1. Whether the Doña Ana County Commission renegotiates or sues. The April 2026 reporting laid out two possible legal paths. Renegotiate the lease with all five commissioners to close the "potable" loophole -- which requires unanimous willingness to revisit a deal that is largely in force. Or sue to void the 30-year property tax exemption on grounds that the developer violated the spirit of the original agreement -- a higher-stakes legal lever that risks losing the modest 20,000-gallon potable cap that does exist on paper. Chair Manuel Sanchez has signaled openness to renegotiation; whether the other three pro-Jupiter commissioners will reopen the deal is the central political question.
2. State-level legislative response. Rep. Cadena, Sen. Steinborn, and Rep. Silva have all publicly criticized the disclosure. The New Mexico Water and Natural Resources Committee held a hearing on data-center water/energy impacts in Artesia on October 31, 2025 -- before the OSE figure was public. A follow-up hearing focused specifically on Project Jupiter and the OSE-vs-lease discrepancy would put state-level pressure on the disclosure regime that allowed this gap to form. Cadena and Steinborn together have the standing to call one.
3. NM State Engineer enforcement. Hydrologic reality eventually constrains rhetoric. The OSE has authority over water rights allocations in the state; if Project Jupiter requires water beyond what is contractually available or hydrologically sustainable, the OSE has the structural authority to refuse the permit. Tanya Trujillo, the deputy state engineer, is one of the more technically informed officials in this conversation.
4. Stargate JV dynamics. Project Jupiter is part of OpenAI's $500 billion Stargate initiative, which now also includes Stargate Lordstown (OH) (covered in our coal-proximity story) and the controversial Saline Township, Michigan Stargate campus that was forced through despite a 4-1 township denial. The Stargate sites are not always disclosed as Stargate sites at the time of local approval -- Saline was approved before the OpenAI connection was confirmed; Jupiter was approved with Oracle as "most likely tenant" before the OpenAI/Stargate connection was publicly tied to it. The pattern is consistent: small jurisdictions approve large projects without knowing who the end customer is.
5. The Permian Basin and Doña Ana as the same phenomenon. Project Jupiter sits ~200 miles west of the Permian Basin behind-the-meter corridor -- the Chevron-Microsoft / Zenith Volts / New Era Energy cluster we covered yesterday. The technology, the regulatory escape routes, and the water/land scale of the projects are recognizably the same. Whether the broader Southwest desert becomes the dominant U.S. AI infrastructure region depends in part on what happens to projects like Jupiter when their disclosure problems surface. A meaningful enforcement action on Jupiter would signal that small jurisdictions retain leverage even after approval. A renegotiation that ratifies the new water reality would signal the opposite.
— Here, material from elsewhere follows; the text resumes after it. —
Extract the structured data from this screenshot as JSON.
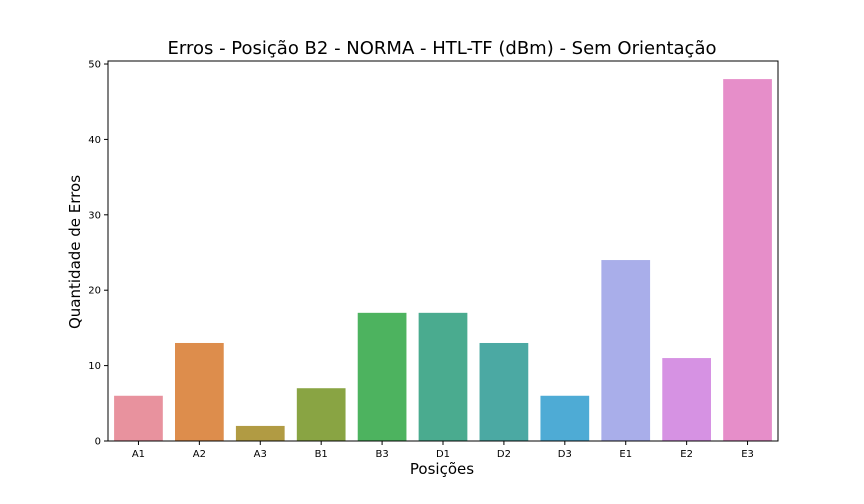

If you live in southern New Mexico, are involved in CRRUA's customer base, or have FOIA-able material on Project Jupiter (the IRB documents, the OSE filing itself, the 5-commissioner lease language post-amendment), please email george@poweredbywho.com. The corridor is forming faster than the press can cover it; the disclosure regimes are doing less than they appear to. The two facts compound.
This story also serves as a backstory to the communities-fighting-back pattern we have been documenting. The Cassville WI story is a positive contrast: a community that voted 44-0 to ban data centers BEFORE one arrived, when the developer would not name itself. Project Jupiter is the cautionary contrast: a community that approved a deal under one set of disclosures and then learned the actual scale was 50 times larger.